Lower milk prices in 2015 have hit the profits produced by each cow in the Teagasc/Glanbia Monitor Farm Programme, according to Teagasc’s Dairy Advisor Richard O’Brien.

O’Brien, the joint-lead on the programme said that the 11 farms involved have recently completed profit monitors.

The results of these profit monitors show that the average net profit per cow across all the farms has dropped by €94/head on 2014 levels.

The profit left by each cow in 2015 stood at €619/head compared to €713/head in 2014, the profit monitor shows.

These figures also show that the gross output has dropped by 6.46c/L compared to the same period in 2014.

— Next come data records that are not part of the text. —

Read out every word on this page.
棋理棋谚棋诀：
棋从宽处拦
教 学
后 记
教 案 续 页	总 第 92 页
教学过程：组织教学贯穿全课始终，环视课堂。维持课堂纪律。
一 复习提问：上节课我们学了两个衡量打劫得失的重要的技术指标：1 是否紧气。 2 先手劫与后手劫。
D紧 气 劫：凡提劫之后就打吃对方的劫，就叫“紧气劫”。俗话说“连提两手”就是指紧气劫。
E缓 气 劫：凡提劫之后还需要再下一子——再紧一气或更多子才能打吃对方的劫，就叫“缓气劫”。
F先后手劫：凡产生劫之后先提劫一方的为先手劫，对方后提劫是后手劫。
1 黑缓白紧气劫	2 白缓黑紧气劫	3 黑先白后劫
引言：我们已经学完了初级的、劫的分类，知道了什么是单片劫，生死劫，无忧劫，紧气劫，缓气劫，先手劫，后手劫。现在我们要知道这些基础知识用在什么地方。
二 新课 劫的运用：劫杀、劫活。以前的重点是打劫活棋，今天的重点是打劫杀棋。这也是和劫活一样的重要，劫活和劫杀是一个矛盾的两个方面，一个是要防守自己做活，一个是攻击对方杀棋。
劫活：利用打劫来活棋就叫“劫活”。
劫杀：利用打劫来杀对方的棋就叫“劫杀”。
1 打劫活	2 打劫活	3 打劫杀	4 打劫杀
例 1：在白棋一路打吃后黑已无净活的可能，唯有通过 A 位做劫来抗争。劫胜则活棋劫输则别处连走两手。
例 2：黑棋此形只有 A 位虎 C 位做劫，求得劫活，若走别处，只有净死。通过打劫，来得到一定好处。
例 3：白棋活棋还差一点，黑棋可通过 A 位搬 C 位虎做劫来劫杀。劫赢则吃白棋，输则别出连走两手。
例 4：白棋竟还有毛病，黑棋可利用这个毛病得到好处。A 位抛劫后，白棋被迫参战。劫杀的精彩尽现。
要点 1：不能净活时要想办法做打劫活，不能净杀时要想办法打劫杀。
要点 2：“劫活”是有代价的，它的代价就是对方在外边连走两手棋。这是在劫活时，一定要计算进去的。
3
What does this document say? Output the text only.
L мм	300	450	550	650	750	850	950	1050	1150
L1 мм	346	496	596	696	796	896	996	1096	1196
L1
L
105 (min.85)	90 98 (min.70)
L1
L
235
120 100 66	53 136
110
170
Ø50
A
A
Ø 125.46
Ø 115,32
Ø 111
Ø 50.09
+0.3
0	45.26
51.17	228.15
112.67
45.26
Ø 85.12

However, O’Brien said that the drop in profitability was not as high as first expected, due to a good grass growing year and an increase in the average milk yield of cows on the monitor farms.

Every farm produced more milk at a lower milk price, if these farms didn’t produce more milk the profitability per cow would have dropped by more.

He said that the cows in the monitor farm programme produced 500L more milk in 2015 compared to 2014, with the average yield sitting at about 5,500L/cow.

O’Brien pointed out that the increase in milk production along with a higher stocking rate on the milking platform has diluted the costs of production over a larger volume of milk.

He also said that the profit produced per hectare will be one of the most important things for the monitor farms going forward.